La classe de 2de du lycée Chaptal n'est pas la seule à participer au projet, qui compte également deux classes de 4è des collèges Racine et Beaufeuillage, ainsi qu'une classe d'élèves intégrés dans une Mission de lutte contre le décrochage scolaire. D'ici fin novembre, les quatre classes auront bénéficié chacune de six séances d'ateliers avec l'auteur et le graffeur. « Toujours en présence d'un policier, précise Erick Prunier, directeur de la Ligue de l'enseignement en Côtes d'Armor. La mise en relation entre les jeunes et la police est la raison d'être de ce projet. L'objectif est bien de casser les codes, de briser les clichés et d'encourager l'inter-connaissance entre eux ».
« N'hésitez pas à venir nous voir au commissariat »
Retour dans notre CDI. L'exercice d'écriture se poursuit. Et le moins que l'on puisse dire, c'est que les idées ne manquent pas : une reine qui trouvera son miroir chez un coiffeur briochin, une Blanche-Neige qui se perdra dans la vallée de Gouëdic, un policier en guise de prince, et un père qui sera « soit le roi du Lidl, soit le roi du Burger King, soit le roi du boulon », nous glisse Valentin en aparté. « Ce sont les élèves qui trouvent les idées. De mon côté je les dirige, les recentre au besoin », indique Pascal Millet.
Fin des exercices d'écriture, place à l'échange avec les deux policiers. Les questions des élèves fusent. « Vous avez déjà eu à vous servir de votre arme ? Est-ce qu'il y a beaucoup de trafic de stupéfiants à Saint-Brieuc ? ». Patiemment, Stéphane Le Scornec, Commandant de police et Chef-d'État major, et Christian Chalon, Major de police, répondent aux lycéens, avant de les inviter à « ne surtout pas hésiter à venir nous voir au commissariat pour demander des renseignements, car nous sommes aussi là pour informer les habitants ».
La séance est levée. Valentin, Mathéo, Maxence et leurs camarades s'éparpillent dans un joyeux brouhaha. Maxence, lui qui « de base n'aime pas le français, alors que là c'était vraiment comique », a surtout retenu la « bonne ambiance ». « Et puis on a appris comment faire un conte, c'était fort sympathique », résume Mathéo.

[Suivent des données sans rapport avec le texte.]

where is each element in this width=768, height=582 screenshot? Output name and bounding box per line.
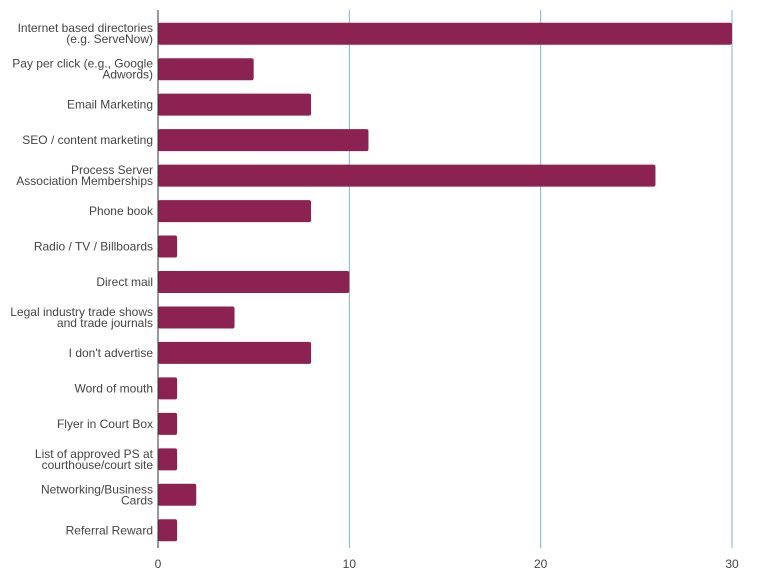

Roi du boulon, prince-policiers et autres sept nains
Quelques heures plus tard, toujours au lycée Chaptal avec nos 2de MELEC, mais cette fois dans l'atelier d'arts plastiques, animé par Deuxben de Rennes. Autre cadre, même objectif : créer un échange positif avec les policiers. Les tables sont jonchées de dessins réalisés au crayon papier par les élèves. Tout à la fois appliqués et bavards, les élèves peaufinent leur personnage. Les uns ont pour mission d'inventer leur reine, d'autres leur policier. Nous y découvrons notamment un policier armé, affublé de jambes nues ultra-musclées et chaussé de mocassins. Julien Mary, directeur Police Sport Prévention, qui assistera à chaque atelier graff, s'en amuse, répond aux questions, encourage.
D'esquisses en échanges détendus avec le policier, ce premier atelier graphique prend fin. Dans quelques semaines, ce sera la cerise sur la gâteau pour les élèves, qui verront leurs rois du boulon, prince-policiers et autres sept nains incorporés sur une fresque colorée, et leurs noms inscrits sur leur nouvelle policière.